Baroque Roman Catholic church

Santa Maria di Gesù is a Roman Catholic parish church located in Caltagirone in the region of Sicily, Italy. There is also a former Jesuit church del Gesù in town.

==History and description==
A church at the site was built at the beginning of the 16th century through the efforts of the blessed Matteo d'Agrigento of the Franciscan order (Frati Minori Osservanti). Adjacent to the church is the former monastery with a frescoed courtyard. The church was damaged by the 1693 Sicily earthquake, leading to a reconstruction with a new bell-tower, whose dome is decorated with colorful maiolica tiles. The monastery and church were suppressed in the late 19th century; but the monks were allowed to return in 1939.
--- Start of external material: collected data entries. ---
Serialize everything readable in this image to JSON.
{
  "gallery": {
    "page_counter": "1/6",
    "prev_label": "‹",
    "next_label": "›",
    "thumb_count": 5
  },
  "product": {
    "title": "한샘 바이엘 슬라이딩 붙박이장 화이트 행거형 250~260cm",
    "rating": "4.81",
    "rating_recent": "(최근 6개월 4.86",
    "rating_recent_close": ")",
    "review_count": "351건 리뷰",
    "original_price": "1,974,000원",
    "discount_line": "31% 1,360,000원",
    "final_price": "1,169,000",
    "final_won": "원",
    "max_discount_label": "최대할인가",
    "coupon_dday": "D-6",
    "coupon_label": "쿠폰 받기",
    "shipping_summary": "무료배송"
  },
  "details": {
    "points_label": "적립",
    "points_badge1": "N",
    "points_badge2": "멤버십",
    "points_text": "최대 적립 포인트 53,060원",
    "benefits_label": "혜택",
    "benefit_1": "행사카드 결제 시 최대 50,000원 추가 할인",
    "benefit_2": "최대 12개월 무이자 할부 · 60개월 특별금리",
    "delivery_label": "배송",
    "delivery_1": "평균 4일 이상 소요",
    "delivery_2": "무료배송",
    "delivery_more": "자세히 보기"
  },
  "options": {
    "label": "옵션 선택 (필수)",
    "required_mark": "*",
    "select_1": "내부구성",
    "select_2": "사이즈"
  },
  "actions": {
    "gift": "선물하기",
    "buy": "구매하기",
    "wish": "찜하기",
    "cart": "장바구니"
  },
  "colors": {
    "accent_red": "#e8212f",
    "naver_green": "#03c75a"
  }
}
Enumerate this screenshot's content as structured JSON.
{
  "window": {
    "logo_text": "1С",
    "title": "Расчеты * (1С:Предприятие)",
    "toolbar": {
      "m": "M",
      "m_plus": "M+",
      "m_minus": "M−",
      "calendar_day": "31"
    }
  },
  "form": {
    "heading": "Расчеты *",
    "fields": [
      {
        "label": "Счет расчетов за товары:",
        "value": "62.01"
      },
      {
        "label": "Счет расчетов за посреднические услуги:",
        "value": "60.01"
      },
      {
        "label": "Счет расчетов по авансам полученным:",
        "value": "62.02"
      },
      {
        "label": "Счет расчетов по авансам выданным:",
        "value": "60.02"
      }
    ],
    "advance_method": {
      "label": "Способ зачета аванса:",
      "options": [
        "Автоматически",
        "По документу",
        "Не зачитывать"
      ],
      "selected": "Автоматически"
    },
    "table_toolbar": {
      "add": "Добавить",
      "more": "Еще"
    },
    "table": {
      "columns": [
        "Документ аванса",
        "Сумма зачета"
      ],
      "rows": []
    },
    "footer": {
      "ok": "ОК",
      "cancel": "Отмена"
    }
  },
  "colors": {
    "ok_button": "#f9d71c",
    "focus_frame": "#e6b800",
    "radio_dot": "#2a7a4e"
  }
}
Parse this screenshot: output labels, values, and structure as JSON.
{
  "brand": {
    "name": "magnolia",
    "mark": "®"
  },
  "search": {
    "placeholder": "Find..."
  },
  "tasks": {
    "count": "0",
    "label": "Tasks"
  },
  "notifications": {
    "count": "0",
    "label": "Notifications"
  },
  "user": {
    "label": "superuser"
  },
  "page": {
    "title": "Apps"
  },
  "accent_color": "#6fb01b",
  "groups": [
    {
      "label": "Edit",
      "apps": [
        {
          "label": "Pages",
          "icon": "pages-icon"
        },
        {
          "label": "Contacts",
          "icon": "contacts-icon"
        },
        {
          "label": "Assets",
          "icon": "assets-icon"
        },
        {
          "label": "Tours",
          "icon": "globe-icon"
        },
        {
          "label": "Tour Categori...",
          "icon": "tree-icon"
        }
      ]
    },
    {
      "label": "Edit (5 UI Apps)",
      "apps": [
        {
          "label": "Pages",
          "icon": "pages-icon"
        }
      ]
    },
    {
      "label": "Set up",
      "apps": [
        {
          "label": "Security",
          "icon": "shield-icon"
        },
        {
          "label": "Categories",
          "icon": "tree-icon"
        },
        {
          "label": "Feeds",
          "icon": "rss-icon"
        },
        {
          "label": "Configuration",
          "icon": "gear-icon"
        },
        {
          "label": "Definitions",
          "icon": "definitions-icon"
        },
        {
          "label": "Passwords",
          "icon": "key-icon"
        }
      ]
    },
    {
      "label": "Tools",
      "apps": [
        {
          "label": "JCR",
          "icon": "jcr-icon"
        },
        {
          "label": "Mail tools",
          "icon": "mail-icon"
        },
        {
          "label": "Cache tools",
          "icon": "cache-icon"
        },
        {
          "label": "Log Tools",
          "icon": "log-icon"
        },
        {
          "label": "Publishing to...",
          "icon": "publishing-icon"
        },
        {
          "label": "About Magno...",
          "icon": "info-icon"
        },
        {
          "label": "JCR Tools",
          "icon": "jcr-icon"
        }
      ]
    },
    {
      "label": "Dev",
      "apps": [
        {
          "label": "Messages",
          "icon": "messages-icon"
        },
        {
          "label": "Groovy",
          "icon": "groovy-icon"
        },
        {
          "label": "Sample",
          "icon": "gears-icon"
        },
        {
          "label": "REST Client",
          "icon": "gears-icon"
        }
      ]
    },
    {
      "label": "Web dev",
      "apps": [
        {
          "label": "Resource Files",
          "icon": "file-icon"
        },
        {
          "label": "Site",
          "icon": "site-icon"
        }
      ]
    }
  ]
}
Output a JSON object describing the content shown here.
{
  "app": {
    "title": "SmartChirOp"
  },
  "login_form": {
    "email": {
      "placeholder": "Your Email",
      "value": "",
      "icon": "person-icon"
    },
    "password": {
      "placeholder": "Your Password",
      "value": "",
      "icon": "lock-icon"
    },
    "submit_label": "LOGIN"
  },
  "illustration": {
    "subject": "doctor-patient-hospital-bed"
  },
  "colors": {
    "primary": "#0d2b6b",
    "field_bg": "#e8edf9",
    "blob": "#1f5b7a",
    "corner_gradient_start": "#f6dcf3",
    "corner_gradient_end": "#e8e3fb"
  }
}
The interior was frescoed by Bernardino Bongiovanni depicting various Franciscan saints. One of the lateral altars has a Madonna della Catena with child Jesus (1538) by Antonello Gagini. The main altarpiece depicts St Francis granting rules of a monastic order to St Clair (1847) by Francesco Vaccaro. Another altarpiece depicts a Nativity painted by Antonio Balistreri. Inside the church are buried a number of Franciscan priests claimed to be venerable.